Last Thursday, House Bill 2177, the “New Motor Voter Bill,” passed the Oregon Senate following passage on Feb. 20 in the House. Gov. Kate Brown has said she’ll sign the legislation; it was a signature piece of legislation for her while secretary of state and was introduced at her request in each of the last two legislative sessions. Oregon’s move makes sense given the national movement to improve the efficiency and accuracy of the voter registration system in the United States. Our current voter registration system is costly, inaccurate and antiquated. And there is no doubt that the barriers to registration depress voter turnout by keeping otherwise eligible voters from the polls. … Keeping these records up to date is very costly. A 2008 study in our own state of Oregon found that the government spends $4.11 per active voter to maintain current records and $7.67 to add new records.
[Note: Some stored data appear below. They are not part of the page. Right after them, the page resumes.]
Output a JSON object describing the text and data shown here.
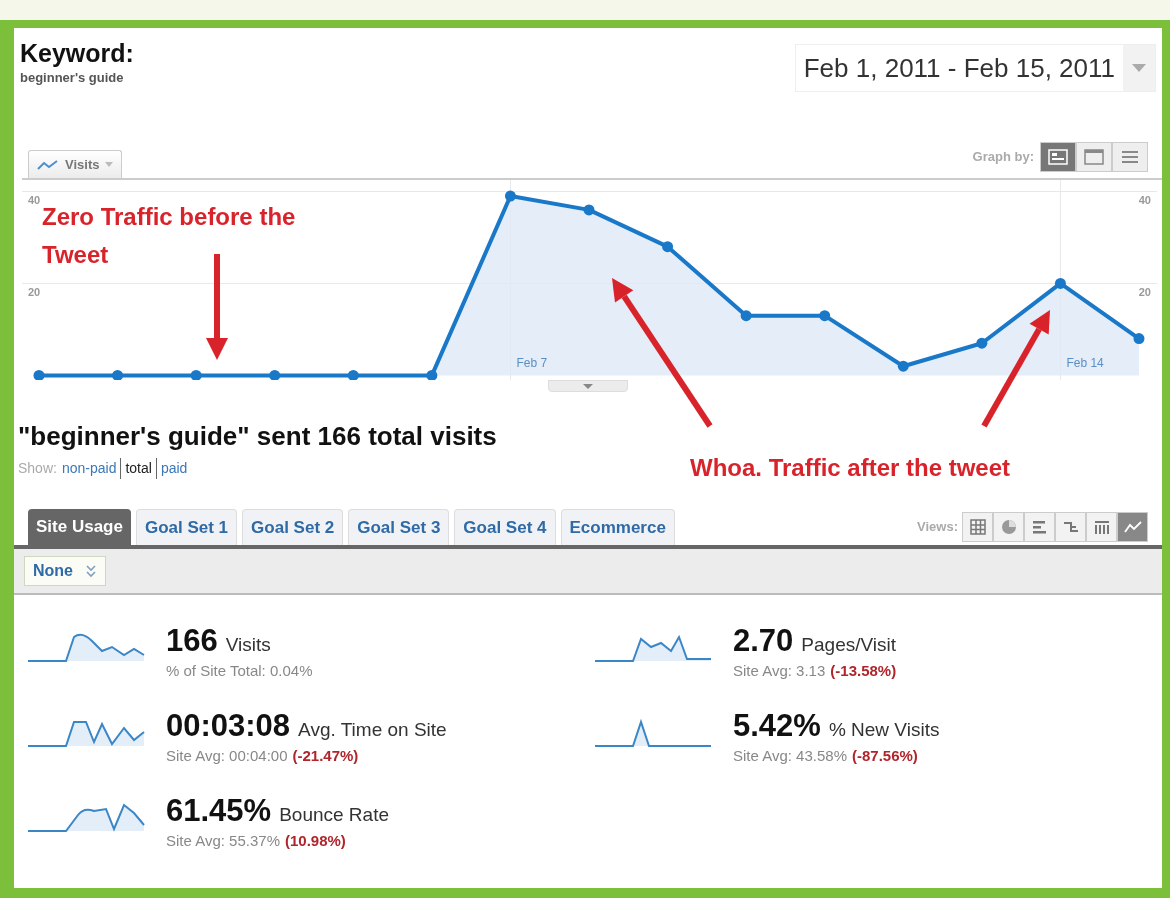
{
  "header": {
    "title": "Keyword:",
    "subtitle": "beginner's guide"
  },
  "date_range": {
    "value": "Feb 1, 2011 - Feb 15, 2011"
  },
  "graph_by": {
    "label": "Graph by:",
    "options": [
      {
        "selected": true
      },
      {
        "selected": false
      },
      {
        "selected": false
      }
    ]
  },
  "chart": {
    "right_axis_ticks": [
      "40",
      "20"
    ],
    "chart_data": {
      "type": "area",
      "categories": [
        null,
        null,
        null,
        null,
        null,
        null,
        "Feb 7",
        null,
        null,
        null,
        null,
        null,
        null,
        "Feb 14",
        null
      ],
      "series": [
        {
          "name": "Visits",
          "color": "#1a78c9",
          "values": [
            0,
            0,
            0,
            0,
            0,
            0,
            39,
            36,
            28,
            13,
            13,
            2,
            7,
            20,
            8
          ]
        }
      ],
      "ylim": [
        -1,
        42.5
      ],
      "yticks": [
        20,
        40
      ]
    }
  },
  "annotations": [
    {
      "text": "Zero Traffic before the Tweet"
    },
    {
      "text": "Whoa. Traffic after the tweet"
    }
  ],
  "summary": {
    "title": "\"beginner's guide\" sent 166 total visits",
    "show_label": "Show:",
    "options": [
      {
        "label": "non-paid",
        "selected": false
      },
      {
        "label": "total",
        "selected": true
      },
      {
        "label": "paid",
        "selected": false
      }
    ]
  },
  "tabs": [
    {
      "label": "Site Usage",
      "selected": true
    },
    {
      "label": "Goal Set 1",
      "selected": false
    },
    {
      "label": "Goal Set 2",
      "selected": false
    },
    {
      "label": "Goal Set 3",
      "selected": false
    },
    {
      "label": "Goal Set 4",
      "selected": false
    },
    {
      "label": "Ecommerce",
      "selected": false
    }
  ],
  "views": {
    "label": "Views:",
    "options": [
      {
        "selected": false
      },
      {
        "selected": false
      },
      {
        "selected": false
      },
      {
        "selected": false
      },
      {
        "selected": false
      },
      {
        "selected": true
      }
    ]
  },
  "segment": {
    "value": "None"
  },
  "metrics": [
    {
      "value": "166",
      "label": "Visits",
      "note": "% of Site Total: 0.04%"
    },
    {
      "value": "2.70",
      "label": "Pages/Visit",
      "note": "Site Avg: 3.13",
      "change": "(-13.58%)"
    },
    {
      "value": "00:03:08",
      "label": "Avg. Time on Site",
      "note": "Site Avg: 00:04:00",
      "change": "(-21.47%)"
    },
    {
      "value": "5.42%",
      "label": "% New Visits",
      "note": "Site Avg: 43.58%",
      "change": "(-87.56%)"
    },
    {
      "value": "61.45%",
      "label": "Bounce Rate",
      "note": "Site Avg: 55.37%",
      "change": "(10.98%)"
    }
  ]
}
The total bill to the Oregon taxpayers was nearly $9 million!
With those figures, it sounds like automatic voter registration is a good thing; it creates a voter registration system that is easier for citizens, less expensive for the taxpayers and less prone to inaccuracy. Moreover, voter registration is not enshrined in our Constitution. As Harvard historian Alex Keyssar has shown, it was only implemented in the 19th century as a method to disenfranchise first poor and foreign-born, and later African American citizens.
So why, then, did every single Republican in the Oregon House and Senate oppose the bill, and all but one Democrat (Scappoose’s Sen. Betsy Johnson, who opposed it last time) support the bill? The answer is that election administration and reform — both here in Oregon and nationwide — have become one more front in the all-out legal and political melee that law professor Rick Hasen calls the “Voting Wars.”